Sir, In your "Letters to the Editor" section (May 10th) Mr Sean Ryan wonders what was the medal which the Indian Sioux Chiel, Sitting Bull, was wearing on his death bed in 1890. It was the pro petri sede, given by Pope Pius IX to Lieutenant Myles Walter Keogh for his service in the Irish Battalion of St Patrick of the Papal army in 1860. After the struggle against the red shirts of Garibaldi, Myles Keogh, who was born in 1840 at Orchard, Co Carlow, went to America where he fought during the Civil War as ADC to General Stoneman of the Federal army. Following the defeat of the Confederacy, he was appointed as captain to the 7th US Cavalry and fought at the battle of Little Big Horn in 1876, where the Indian Sioux slaughtered all the soldiers and officers of General Custer's army. The Indian, Chief Sitting Bull, far from having been offered the pro petri sede medal by Myles Keogh, must, in all probability, have taken it from around the beck of the dead Irishman's body. The story is recalled in Maurice Hennessy's The Wild Geese, published in London by Sidgwick and Jackson, in 1973,
Mr Sean Ryan may be interested to hear that the Ireland Fund de France, which is the French branch of the International Confederation of the Ireland Fund, paid a vibrant homage, at its annual gala dinner, of February 16th, to the descendants of the Irish Wild Geese, who fought in the Irish Brigade in the service of France throughout the 17th and 18th centuries, in the Napoleonic wars and in the Franco Prussian war of 1870.

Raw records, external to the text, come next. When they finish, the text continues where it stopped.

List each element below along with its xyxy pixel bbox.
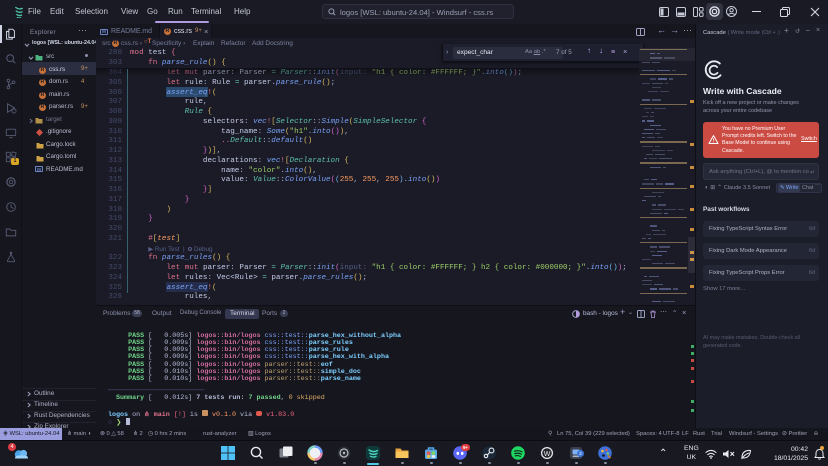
svg-text:W: W <box>544 451 551 458</box>
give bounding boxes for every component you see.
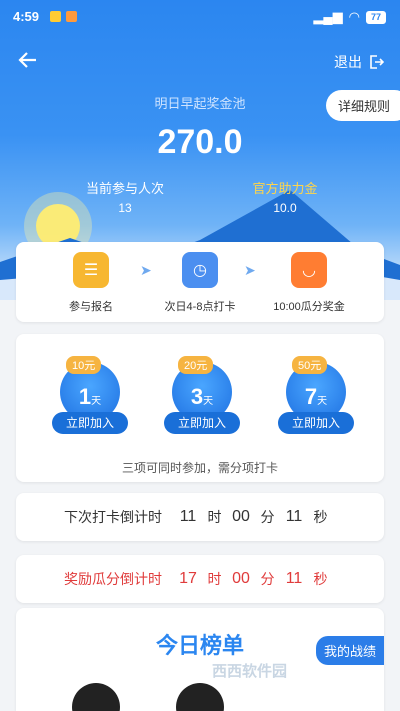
plan-price: 50元 — [292, 356, 328, 374]
participants-value: 13 — [118, 201, 132, 215]
step-label: 次日4-8点打卡 — [164, 301, 236, 313]
battery-icon: 77 — [365, 10, 386, 24]
countdown-hours: 11 — [179, 508, 197, 525]
participants-stat: 当前参与人次 13 — [80, 178, 170, 215]
signal-icon: ▂▄▆ — [313, 9, 343, 24]
rules-button[interactable]: 详细规则 — [325, 90, 400, 121]
countdown-minutes: 00 — [232, 508, 250, 525]
plan-7-day[interactable]: 50元 7天 立即加入 — [278, 348, 354, 434]
hours-unit: 时 — [207, 509, 222, 525]
checkin-countdown: 下次打卡倒计时 11 时 00 分 11 秒 — [16, 493, 384, 541]
step-label: 10:00瓜分奖金 — [273, 301, 345, 313]
plan-3-day[interactable]: 20元 3天 立即加入 — [164, 348, 240, 434]
exit-label: 退出 — [334, 54, 362, 70]
join-button[interactable]: 立即加入 — [52, 412, 128, 434]
reward-countdown: 奖励瓜分倒计时 17 时 00 分 11 秒 — [16, 555, 384, 603]
seconds-unit: 秒 — [313, 571, 328, 587]
status-time: 4:59 — [13, 9, 40, 24]
clock-icon: ◷ — [182, 252, 218, 288]
logout-icon — [370, 55, 384, 69]
status-bar: 4:59 ▂▄▆ ◠ 77 — [0, 0, 400, 34]
watermark: 西西软件园 — [212, 663, 288, 680]
join-button[interactable]: 立即加入 — [164, 412, 240, 434]
wallet-icon: ◡ — [291, 252, 327, 288]
countdown-seconds: 11 — [285, 508, 303, 525]
notification-icon — [50, 11, 61, 22]
countdown-minutes: 00 — [232, 570, 250, 587]
countdown-hours: 17 — [179, 570, 197, 587]
step-checkin: ◷ 次日4-8点打卡 — [145, 252, 255, 314]
plans-note: 三项可同时参加，需分项打卡 — [121, 461, 278, 475]
participants-label: 当前参与人次 — [85, 181, 164, 196]
countdown-seconds: 11 — [285, 570, 303, 587]
back-button[interactable] — [14, 48, 42, 76]
seconds-unit: 秒 — [313, 509, 328, 525]
avatar[interactable] — [72, 683, 120, 711]
plan-days: 7天 — [304, 384, 328, 409]
wifi-icon: ◠ — [348, 9, 360, 24]
app-icon — [66, 11, 77, 22]
my-record-button[interactable]: 我的战绩 — [315, 636, 384, 665]
official-value: 10.0 — [273, 201, 297, 215]
official-stat: 官方助力金 10.0 — [240, 178, 330, 215]
signup-icon: ☰ — [73, 252, 109, 288]
plan-price: 10元 — [66, 356, 102, 374]
exit-button[interactable]: 退出 — [334, 52, 384, 72]
step-signup: ☰ 参与报名 — [36, 252, 146, 314]
steps-card: ☰ 参与报名 ➤ ◷ 次日4-8点打卡 ➤ ◡ 10:00瓜分奖金 — [16, 242, 384, 322]
plan-days: 3天 — [190, 384, 214, 409]
hours-unit: 时 — [207, 571, 222, 587]
plan-price: 20元 — [178, 356, 214, 374]
countdown-label: 下次打卡倒计时 — [64, 509, 162, 525]
step-label: 参与报名 — [69, 301, 113, 313]
step-reward: ◡ 10:00瓜分奖金 — [254, 252, 364, 314]
plan-1-day[interactable]: 10元 1天 立即加入 — [52, 348, 128, 434]
leaderboard-card: 今日榜单 我的战绩 — [16, 608, 384, 711]
minutes-unit: 分 — [260, 509, 275, 525]
plan-days: 1天 — [78, 384, 102, 409]
minutes-unit: 分 — [260, 571, 275, 587]
pool-amount: 270.0 — [157, 123, 243, 161]
avatar[interactable] — [176, 683, 224, 711]
countdown-label: 奖励瓜分倒计时 — [64, 571, 162, 587]
official-label: 官方助力金 — [252, 181, 318, 196]
join-button[interactable]: 立即加入 — [278, 412, 354, 434]
arrow-left-icon — [18, 52, 36, 68]
plans-card: 10元 1天 立即加入 20元 3天 立即加入 50元 7天 立即加入 三项可同… — [16, 334, 384, 482]
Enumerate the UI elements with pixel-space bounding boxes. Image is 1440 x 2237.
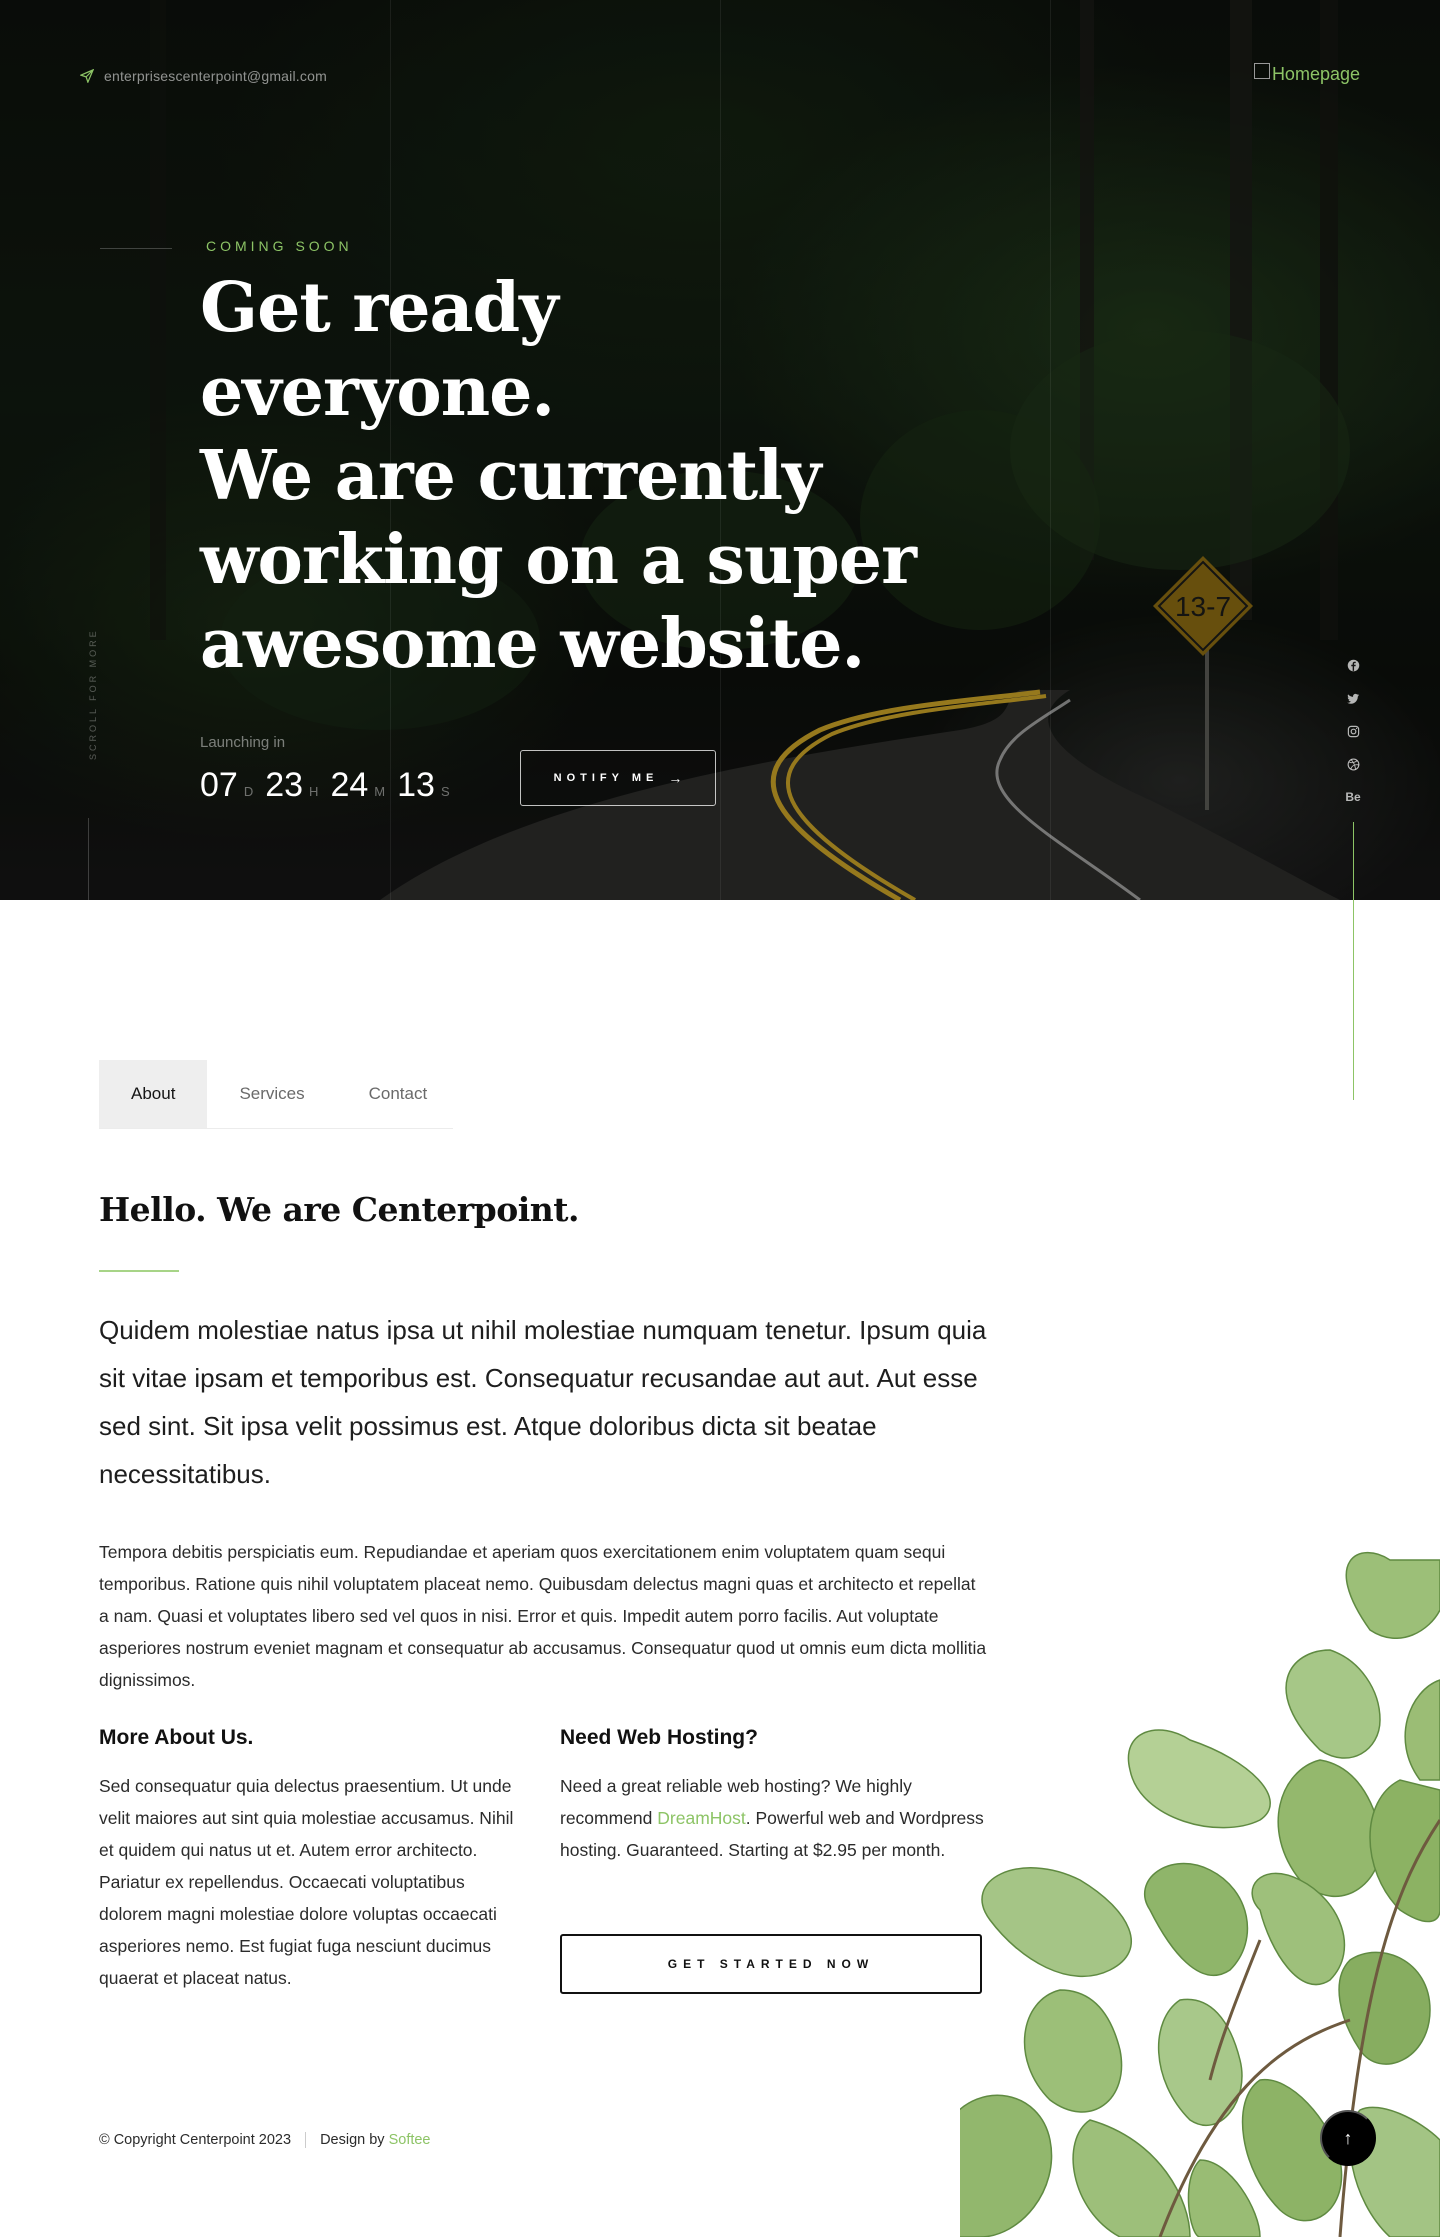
tab-about[interactable]: About — [99, 1060, 208, 1128]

It is indeed a fine gesture to recall their endeavours and sacrifices in a museum. As such anyone interested in strengthening Franco Irish relations should give wholehearted support to the proposed Wild Geese Heritage Museum and the Wild Geese Library at Portumna Castle. Yours, etc.,
Chairman,
Ireland Fund de France, Boulevard J. F. Kenedy, Antibes.